- Former Fed Chairman Paul Volcker, in an essay written in September, sharply criticized President Donald Trump and the "nihilistic forces" seeking to undermine U.S. institutions.
- He also called out Trump for his relentless criticism of Fed officials and their policy moves.
- Volcker, who died Sunday, is credited with vanquishing inflation in the late 1970s and early '80s.
Three months before he died, former Federal Reserve Chairman Paul Volcker issued a scathing critique against President Donald Trump and the "movement to undermine Americans' faith in our government and its policies and institutions."
In an afterword to a paperback release of his autobiography, the legendary former central bank chief called out the president for his attacks on the Fed and said there is a general movement to undermine confidence in essential U.S. institutions.
"Nihilistic forces are dismantling policies to protect our air, water, and climate," Volcker wrote at the end of "Keeping At It: The Quest for Sound Money and Good Government." "And they seek to discredit the pillars of our democracy: voting rights and fair elections, the rule of law, the free press, the separation of powers, the belief in science, and the concept of truth itself."
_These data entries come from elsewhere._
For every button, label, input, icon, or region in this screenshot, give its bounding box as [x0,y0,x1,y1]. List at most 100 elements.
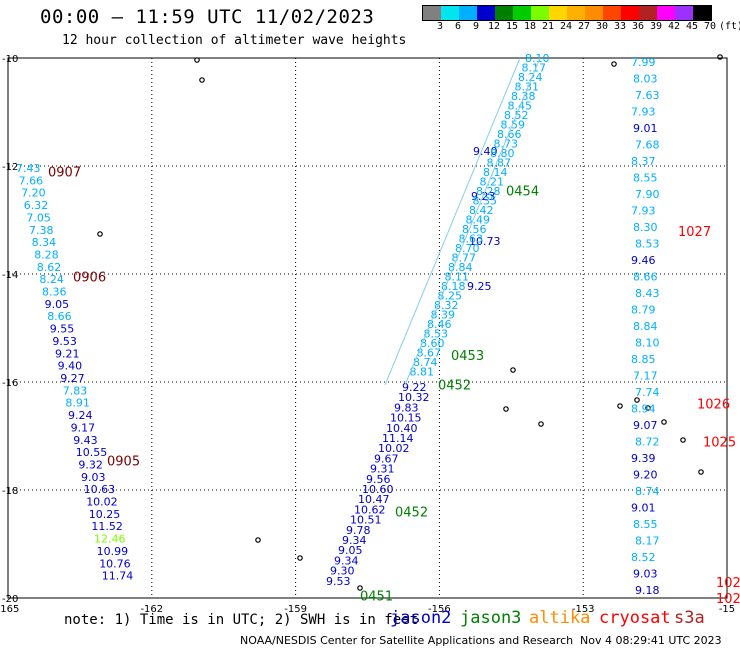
track-value-west: 8.62 [37,261,62,274]
lon-tick-label: -156 [428,604,451,615]
footer-credit: NOAA/NESDIS Center for Satellite Applica… [240,634,574,647]
track-value-central: 10.32 [398,391,430,404]
color-swatch [549,6,567,20]
track-value-west: 9.05 [45,298,70,311]
track-value-central: 10.02 [378,442,410,455]
track-value-central: 9.83 [394,401,419,414]
track-value-west: 7.43 [16,162,41,175]
track-value-west: 6.32 [24,199,49,212]
track-value-east: 9.20 [633,469,658,482]
track-value-west: 9.24 [68,409,93,422]
lon-tick-label: -165 [0,604,19,615]
track-value-west: 7.20 [21,187,46,200]
island-outline [611,61,617,67]
track-value-central: 10.60 [362,483,394,496]
track-value-west: 9.53 [52,335,77,348]
track-value-central: 10.62 [354,503,386,516]
color-scale-label: 21 [541,21,555,32]
track-value-east: 8.55 [633,172,658,185]
color-swatch [531,6,549,20]
track-value-northern: 8.73 [494,138,519,151]
time-label: 0452 [395,506,428,521]
color-scale-bar [422,5,712,21]
color-scale-label: 36 [631,21,645,32]
color-swatch [603,6,621,20]
legend-s3a: s3a [674,608,705,628]
time-label: 1026 [697,398,730,413]
island-outline [255,537,261,543]
island-outline [194,57,200,63]
track-value-west: 7.38 [29,224,54,237]
track-value-east: 8.53 [635,238,660,251]
chart-title: 00:00 – 11:59 UTC 11/02/2023 [40,6,375,28]
track-value-northern: 8.81 [410,366,435,379]
time-label: 0454 [506,184,539,199]
track-value-northern: 8.63 [459,233,484,246]
track-value-east: 7.17 [633,370,658,383]
color-swatch [567,6,585,20]
track-value-northern: 8.39 [431,309,456,322]
color-swatch [513,6,531,20]
color-scale-label: 24 [559,21,573,32]
track-value-east: 8.17 [635,535,660,548]
track-value-west: 9.43 [73,434,98,447]
lat-tick-label: -14 [2,270,18,281]
track-value-west: 10.99 [97,545,129,558]
color-scale-label: 3 [436,21,444,32]
island-outline [634,397,640,403]
track-value-northern: 8.66 [497,128,522,141]
track-value-central: 9.67 [374,452,399,465]
color-swatch [693,6,711,20]
track-value-east: 8.66 [633,271,658,284]
track-value-central: 9.05 [338,544,363,557]
track-value-east: 7.74 [635,386,660,399]
track-value-northern: 8.46 [427,318,452,331]
track-value-northern: 8.42 [469,204,494,217]
color-scale-label: 12 [487,21,501,32]
lat-tick-label: -16 [2,378,18,389]
time-label: 0906 [73,271,106,286]
track-value-east: 7.63 [635,89,660,102]
track-value-east: 8.52 [631,551,656,564]
track-value-west: 10.25 [89,508,121,521]
island-outline [698,469,704,475]
track-value-northern: 8.38 [511,90,536,103]
track-value-west: 9.17 [71,421,96,434]
track-value-west: 10.02 [86,496,118,509]
color-swatch [675,6,693,20]
time-label: 0451 [360,589,393,604]
track-value-central: 10.15 [390,412,422,425]
color-scale-label: 18 [523,21,537,32]
track-value-east: 9.18 [635,584,660,597]
track-value-west: 8.91 [65,397,90,410]
track-value-central: 9.31 [370,463,395,476]
track-value-northern: 8.60 [420,337,445,350]
track-value-northern: 8.32 [434,299,459,312]
legend-jason3: jason3 [460,608,522,628]
track-value-northern: 8.74 [413,356,438,369]
island-outline [97,231,103,237]
track-value-central: 9.34 [342,534,367,547]
track-value-west: 11.52 [91,520,123,533]
track-value-east: 7.93 [631,205,656,218]
time-label: 0905 [107,454,140,469]
track-value-west: 10.76 [99,557,131,570]
lat-tick-label: -10 [2,54,18,65]
island-outline [510,367,516,373]
footer-timestamp: Nov 4 08:29:41 UTC 2023 [580,634,722,647]
color-scale-label: 27 [577,21,591,32]
track-value-northern: 8.24 [518,71,543,84]
color-scale-label: 42 [667,21,681,32]
track-value-northern: 8.70 [455,242,480,255]
track-value-east: 7.68 [635,139,660,152]
island-outline [297,555,303,561]
track-value-west: 9.32 [78,458,103,471]
track-value-east: 8.10 [635,337,660,350]
island-outline [717,54,723,60]
track-value-northern: 8.67 [417,347,442,360]
legend-altika: altika [529,608,591,628]
swath-edge [384,57,521,386]
color-swatch [495,6,513,20]
track-value-east: 7.90 [635,188,660,201]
He guided the Fed from 1979-87 and led the way to vanquishing the runaway inflation of the period. Later, he formulated the Volcker rule banking reform that restricted risk-taking on Wall Street.
In the essay he wrote in September, Volcker addressed Trump's repeated criticism of the Fed. The president has demanded the central bank lower rates and has called officials there "boneheads" and said Chairman Jerome Powell was "clueless."
"Not since just after the second world war have we seen a president so openly seek to dictate policy to the Fed," Volcker wrote. "That is a matter of great concern, given that the central bank is one of our key governmental institutions, carefully designed to be free of purely partisan attacks."
Volcker added that confidence in the U.S. is "under siege."
"Seventy-five years ago, Americans rose to the challenge of vanquishing tyranny overseas. We joined with our allies, keenly recognizing the need to defend and sustain our hard-won democratic freedoms," he said. "Today's generation faces a different, but equally existential, test. How we respond will determine the future of our own democracy and, ultimately, of the planet itself."
The concerns are similar to those he expressed a year ago in an interview with Andrew Ross Sorkin of The New York Times and CNBC, during which he said the U.S. was in "a hell of a mess" because "nobody believes in the leadership of the country."
CNBC has reached out to the White House for comment.